SALVADOR LACHICA
Los grupos que apoyan al Gobierno pretenden con estas enmiendas "semánticas y técnicas" que las consultas ciudadanas y los tribunales populares "encajen en el marco constitucional", aunque "sin perder los objetivos de base". Así lo confirmaron tanto la portavoz del PP, Mar Arévalo, como la de CC, Nuria Herrera, y el propio consejero de Presidencia, José Miguel Ruano, frente a las críticas del socialista Santiago Pérez, quien aseguró que tanto el Gobierno como los grupos que lo apoyan tienen "muy poca credibilidad cuando hablan de calidad democrática y desarrollo de participación ciudadana".
Arévalo garantizó al PSC que "no se buscan intereses espurios ni al margen de la Constitución" con el proyecto de ley, por lo que adelantó que su grupo efectuará cambios en el artículo que regula las "consultas al cuerpo electoral" con el fin de que no puedan ser confundidas con los referendos que la Carta Magna asegura que son competencia exclusiva del Estado.
Este aspecto es uno de los más polémicos del texto gubernamental, e incluso fue objeto de reparos por parte del Consejo Consultivo y de los Servicios Jurídicos del Ejecutivo y es la base de las fuertes críticas socialistas.
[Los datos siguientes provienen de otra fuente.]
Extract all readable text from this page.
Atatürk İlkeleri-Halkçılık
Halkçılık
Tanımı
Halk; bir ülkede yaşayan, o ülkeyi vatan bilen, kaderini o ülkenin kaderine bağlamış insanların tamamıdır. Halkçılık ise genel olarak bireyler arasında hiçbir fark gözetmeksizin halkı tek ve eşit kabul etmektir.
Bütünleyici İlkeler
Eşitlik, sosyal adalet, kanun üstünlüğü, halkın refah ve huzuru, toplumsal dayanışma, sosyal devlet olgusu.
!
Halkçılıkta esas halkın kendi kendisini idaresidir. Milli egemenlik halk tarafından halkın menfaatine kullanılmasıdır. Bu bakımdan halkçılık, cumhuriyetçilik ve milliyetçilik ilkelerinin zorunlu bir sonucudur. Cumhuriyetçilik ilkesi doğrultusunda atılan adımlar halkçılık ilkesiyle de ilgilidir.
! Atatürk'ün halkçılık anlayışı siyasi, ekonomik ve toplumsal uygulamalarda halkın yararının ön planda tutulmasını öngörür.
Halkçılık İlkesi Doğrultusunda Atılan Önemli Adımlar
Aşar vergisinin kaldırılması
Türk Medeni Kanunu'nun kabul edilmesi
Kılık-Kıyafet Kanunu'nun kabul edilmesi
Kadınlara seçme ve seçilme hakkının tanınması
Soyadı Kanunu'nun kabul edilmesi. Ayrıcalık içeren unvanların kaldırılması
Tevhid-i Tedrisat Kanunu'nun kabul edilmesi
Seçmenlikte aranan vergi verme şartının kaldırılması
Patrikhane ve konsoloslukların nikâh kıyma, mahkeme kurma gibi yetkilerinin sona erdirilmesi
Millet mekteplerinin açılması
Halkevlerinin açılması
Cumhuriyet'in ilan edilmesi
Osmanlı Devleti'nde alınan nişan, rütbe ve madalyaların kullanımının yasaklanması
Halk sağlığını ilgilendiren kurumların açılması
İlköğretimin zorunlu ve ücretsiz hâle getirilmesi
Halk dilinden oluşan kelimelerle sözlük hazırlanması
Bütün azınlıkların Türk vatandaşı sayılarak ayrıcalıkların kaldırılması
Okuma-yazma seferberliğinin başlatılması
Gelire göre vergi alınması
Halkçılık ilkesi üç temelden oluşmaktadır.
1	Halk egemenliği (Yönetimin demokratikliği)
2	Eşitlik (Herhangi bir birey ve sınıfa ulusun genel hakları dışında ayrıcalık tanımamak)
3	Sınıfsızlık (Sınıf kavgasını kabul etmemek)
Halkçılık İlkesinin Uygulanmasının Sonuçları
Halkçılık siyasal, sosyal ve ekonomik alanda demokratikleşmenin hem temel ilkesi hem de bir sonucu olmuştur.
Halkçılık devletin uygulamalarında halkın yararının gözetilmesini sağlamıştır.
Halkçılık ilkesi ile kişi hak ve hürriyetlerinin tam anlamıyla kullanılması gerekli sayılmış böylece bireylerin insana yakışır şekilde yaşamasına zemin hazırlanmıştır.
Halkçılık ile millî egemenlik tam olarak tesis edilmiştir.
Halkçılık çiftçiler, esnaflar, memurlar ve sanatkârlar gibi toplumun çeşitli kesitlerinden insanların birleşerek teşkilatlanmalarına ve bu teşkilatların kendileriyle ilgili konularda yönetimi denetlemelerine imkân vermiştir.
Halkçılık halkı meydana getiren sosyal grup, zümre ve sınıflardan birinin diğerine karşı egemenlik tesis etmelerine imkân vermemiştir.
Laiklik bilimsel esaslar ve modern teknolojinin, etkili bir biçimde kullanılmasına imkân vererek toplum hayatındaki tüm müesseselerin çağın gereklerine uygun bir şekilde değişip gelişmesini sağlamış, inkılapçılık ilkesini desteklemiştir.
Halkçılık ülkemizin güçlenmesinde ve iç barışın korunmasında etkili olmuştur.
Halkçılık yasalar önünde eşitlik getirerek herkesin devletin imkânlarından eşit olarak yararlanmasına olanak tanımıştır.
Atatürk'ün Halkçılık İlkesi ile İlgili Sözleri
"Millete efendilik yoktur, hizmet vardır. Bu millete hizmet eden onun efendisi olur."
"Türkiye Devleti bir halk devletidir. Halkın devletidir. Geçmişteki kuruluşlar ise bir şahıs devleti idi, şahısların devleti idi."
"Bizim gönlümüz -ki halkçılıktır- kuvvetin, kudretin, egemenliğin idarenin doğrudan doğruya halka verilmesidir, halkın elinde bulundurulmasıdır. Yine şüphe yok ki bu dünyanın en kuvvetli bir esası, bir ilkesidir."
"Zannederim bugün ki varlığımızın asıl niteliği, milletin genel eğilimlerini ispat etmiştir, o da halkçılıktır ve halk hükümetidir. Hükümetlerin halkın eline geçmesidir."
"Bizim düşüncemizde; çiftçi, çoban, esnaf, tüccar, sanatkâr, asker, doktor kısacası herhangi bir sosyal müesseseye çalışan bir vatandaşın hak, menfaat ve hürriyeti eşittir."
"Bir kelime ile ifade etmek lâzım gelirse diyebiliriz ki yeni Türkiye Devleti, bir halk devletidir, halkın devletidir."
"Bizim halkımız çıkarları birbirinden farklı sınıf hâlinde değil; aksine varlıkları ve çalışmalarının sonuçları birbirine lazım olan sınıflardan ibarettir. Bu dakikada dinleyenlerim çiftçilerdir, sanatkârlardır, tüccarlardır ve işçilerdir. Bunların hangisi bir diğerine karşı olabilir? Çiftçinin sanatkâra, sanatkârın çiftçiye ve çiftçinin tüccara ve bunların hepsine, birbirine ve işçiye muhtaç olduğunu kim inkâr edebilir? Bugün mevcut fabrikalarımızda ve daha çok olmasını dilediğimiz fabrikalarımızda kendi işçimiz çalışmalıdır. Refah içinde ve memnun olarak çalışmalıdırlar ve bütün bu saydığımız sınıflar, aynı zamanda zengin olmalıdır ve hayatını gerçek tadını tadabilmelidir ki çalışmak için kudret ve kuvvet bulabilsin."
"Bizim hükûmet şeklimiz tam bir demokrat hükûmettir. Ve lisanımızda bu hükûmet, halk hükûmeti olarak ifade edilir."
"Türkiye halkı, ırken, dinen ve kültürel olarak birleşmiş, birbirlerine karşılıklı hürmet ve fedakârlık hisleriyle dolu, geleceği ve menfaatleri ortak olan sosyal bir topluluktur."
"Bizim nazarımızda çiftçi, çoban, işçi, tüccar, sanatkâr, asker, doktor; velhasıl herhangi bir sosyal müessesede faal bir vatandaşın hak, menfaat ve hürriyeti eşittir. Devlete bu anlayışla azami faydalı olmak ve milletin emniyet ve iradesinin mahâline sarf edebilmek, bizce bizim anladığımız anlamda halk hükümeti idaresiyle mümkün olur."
Por lo que se refiere a los tribunales populares, la dirigente del PP apostó por denominarlos "jurados ciudadanos" como en Valencia o Francia.
Por ello, Ruano se centró en el hecho de que el proyecto de ley está adaptado al ordenamiento constitucional, pues se atendieron las objeciones del Consejo Consultivo promoviendo "consultas a la ciudadanía" mediante sondeos de opinión y encuestas.
Pérez insistió en sus críticas basadas en que con esta ley el presidente del Ejecutivo, Paulino Rivero, "paga su tributo al propietario del periódico El Día" al sentar las bases de su propio Plan Ibarretxe para consultar sobre la independencia.